A peleja dos “moristas” contra os acólitos do “mito”

25/04/2020

Confesso que pretendia, nesta sexta-feira de tempo instável, escrever sobre a Micareta feirense. Ou sobre a não-micareta, já que a festa foi adiada em função da pandemia do novo coronavírus. Forjara, até, um título ambicioso: “Crônica da Micareta que não aconteceu”. Remoía a dúvida se, em algum momento, no passado, a Micareta chegou a ser adiada. E até já acalentava ambições históricas: figurar como o primeiro cronista a destrinchar o fato sob uma ótica que não cheguei a definir. Fui, porém, atropelado por fatos mais candentes.

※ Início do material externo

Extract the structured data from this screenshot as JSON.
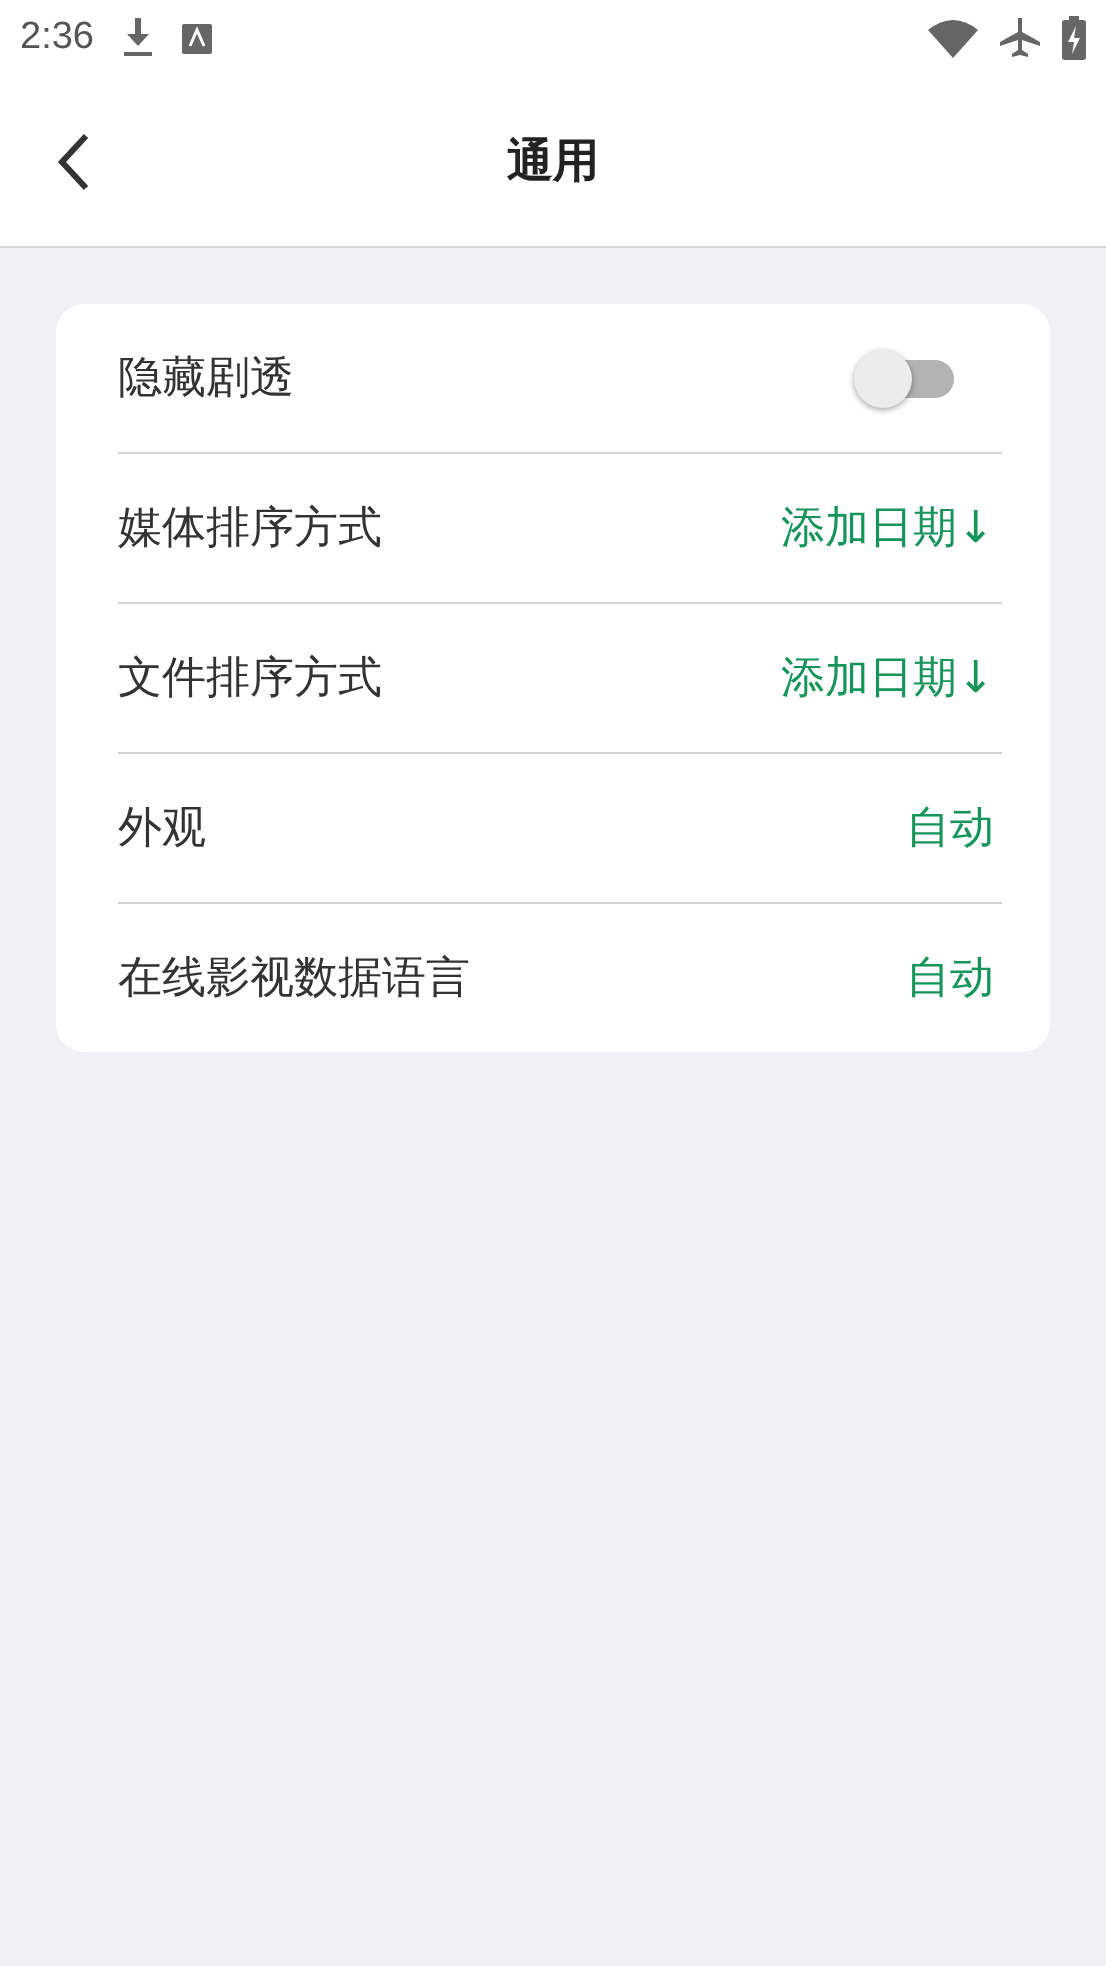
{
  "status_bar": {
    "time": "2:36"
  },
  "header": {
    "title": "通用"
  },
  "settings": [
    {
      "label": "隐藏剧透",
      "kind": "toggle",
      "on": false
    },
    {
      "label": "媒体排序方式",
      "kind": "value",
      "value": "添加日期↓"
    },
    {
      "label": "文件排序方式",
      "kind": "value",
      "value": "添加日期↓"
    },
    {
      "label": "外观",
      "kind": "value",
      "value": "自动"
    },
    {
      "label": "在线影视数据语言",
      "kind": "value",
      "value": "自动"
    }
  ]
}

Como todo mundo sabe, não há nenhuma novidade relacionada à pandemia de Covid-19 no Brasil. Os hospitais das grandes metrópoles já estão superlotados, os mortos somam-se às centenas a cada dia desde o começo da semana e o brasileiro insiste em retomar a rotina como se nada estivesse acontecendo: nada disso é novidade nos últimos tempos.

A grande novidade do dia foi o desembarque do ministro da Justiça, Sérgio Moro – o ex-todo-poderoso que detinha carta branca – do governo de Jair Bolsonaro, o “mito”. Em pronunciamento pela manhã, o agora ex-ministro fustigou o ex-chefe e confessou um pecadilho: requisitara ao chefe uma “pensão” para sua família, caso morresse em função do exercício do cargo. Afinal, deixaria para trás 22 anos de magistratura.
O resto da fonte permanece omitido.